Coordinate-range plot

This plot is about scaling context. Large numeric ranges are not bad by themselves, but they should be plausible for the chosen coordinate system and time span.

Structural-check plot

This plot is about go/no-go decisions. It answers whether the core bundle is present: config, paths, artifacts, best model, final model, and the init manifest.

A practical reading rule#

A run manifest usually looks healthy enough for downstream work when:

  • stage, city, and model are present,

  • config / paths / artifacts blocks exist,

  • best and final model paths are recorded,

  • the model-init manifest path is available,

  • scaling context still contains coordinate and feature metadata.

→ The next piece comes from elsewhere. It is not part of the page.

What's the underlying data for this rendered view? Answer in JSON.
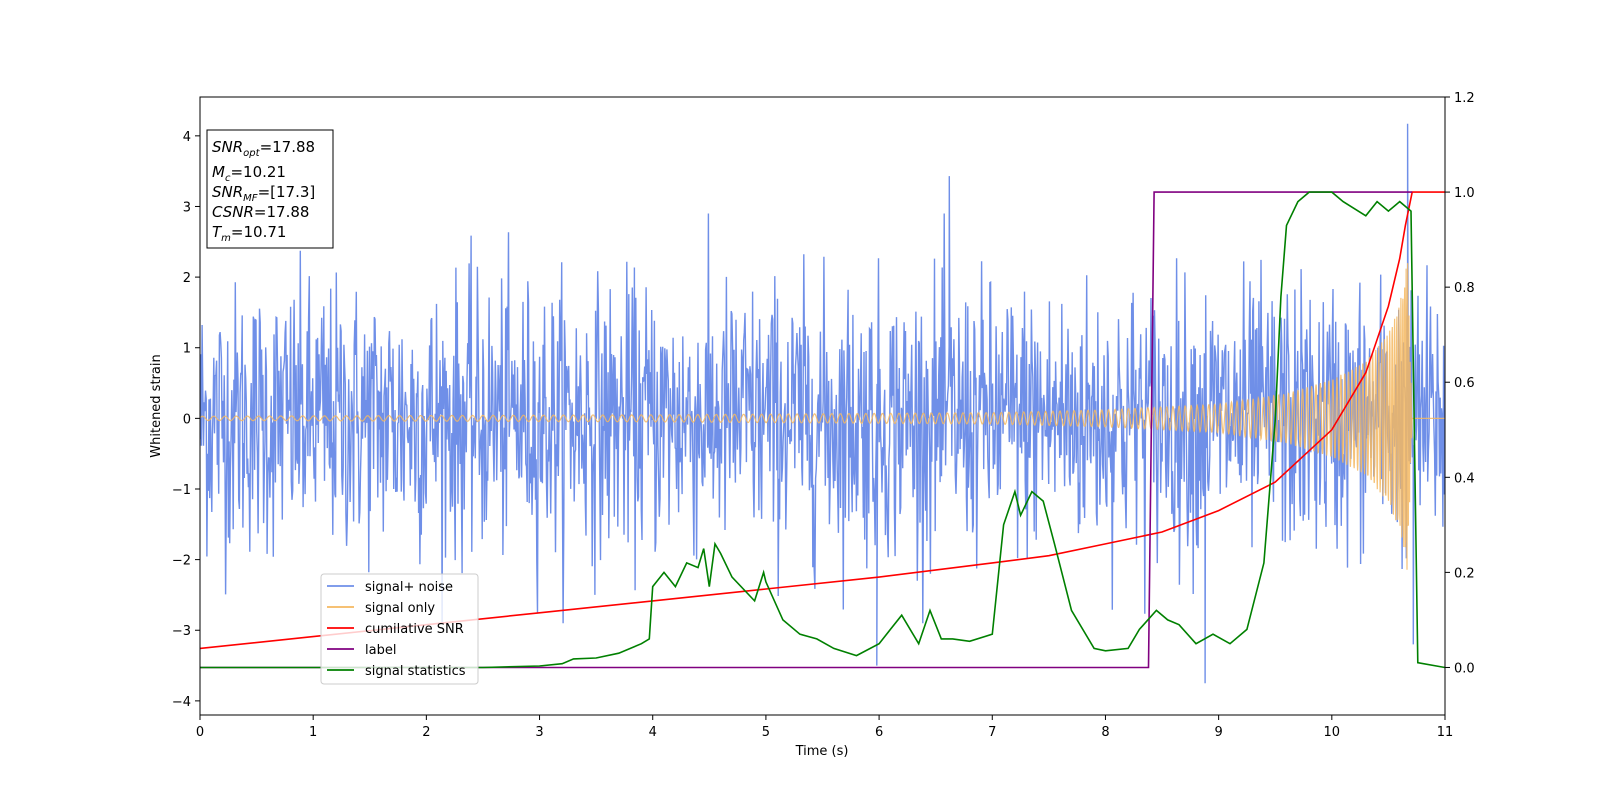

This rule does not say the run is scientifically good. It only says the run bundle looks well-formed and ready for the next inspection step.

must_pass = [
    "has_final_keras",
    "has_best_keras",
    "has_best_weights",
    "has_model_init_manifest",
]
ready = all(bool(summary.get(name, False)) for name in must_pass)
ready = ready and int(summary.get("path_count", 0) or 0) >= 4
ready = ready and int(summary.get("dynamic_feature_count", 0) or 0) > 0
ready = ready and int(summary.get("static_feature_count", 0) or 0) > 0

print("\nDecision note")
if ready:
    print(
        "This demo run manifest looks structurally ready for "
        "downstream Stage-2 review, evaluation, or inference steps."
    )
else:
    print(
        "This run manifest needs attention before you rely on it for "
        "later workflow steps."
    )
Decision note
This demo run manifest looks structurally ready for downstream Stage-2 review, evaluation, or inference steps.

Bridge to real workflow use#

In practice, replace the temporary demo path with the real run_manifest.json saved inside your training run directory.

A good workflow habit is:

  1. inspect the run manifest,

  2. open the model-init manifest if the config looks unexpected,

  3. open the training summary if the bundle is complete,

  4. only then move to evaluation or inference artifacts.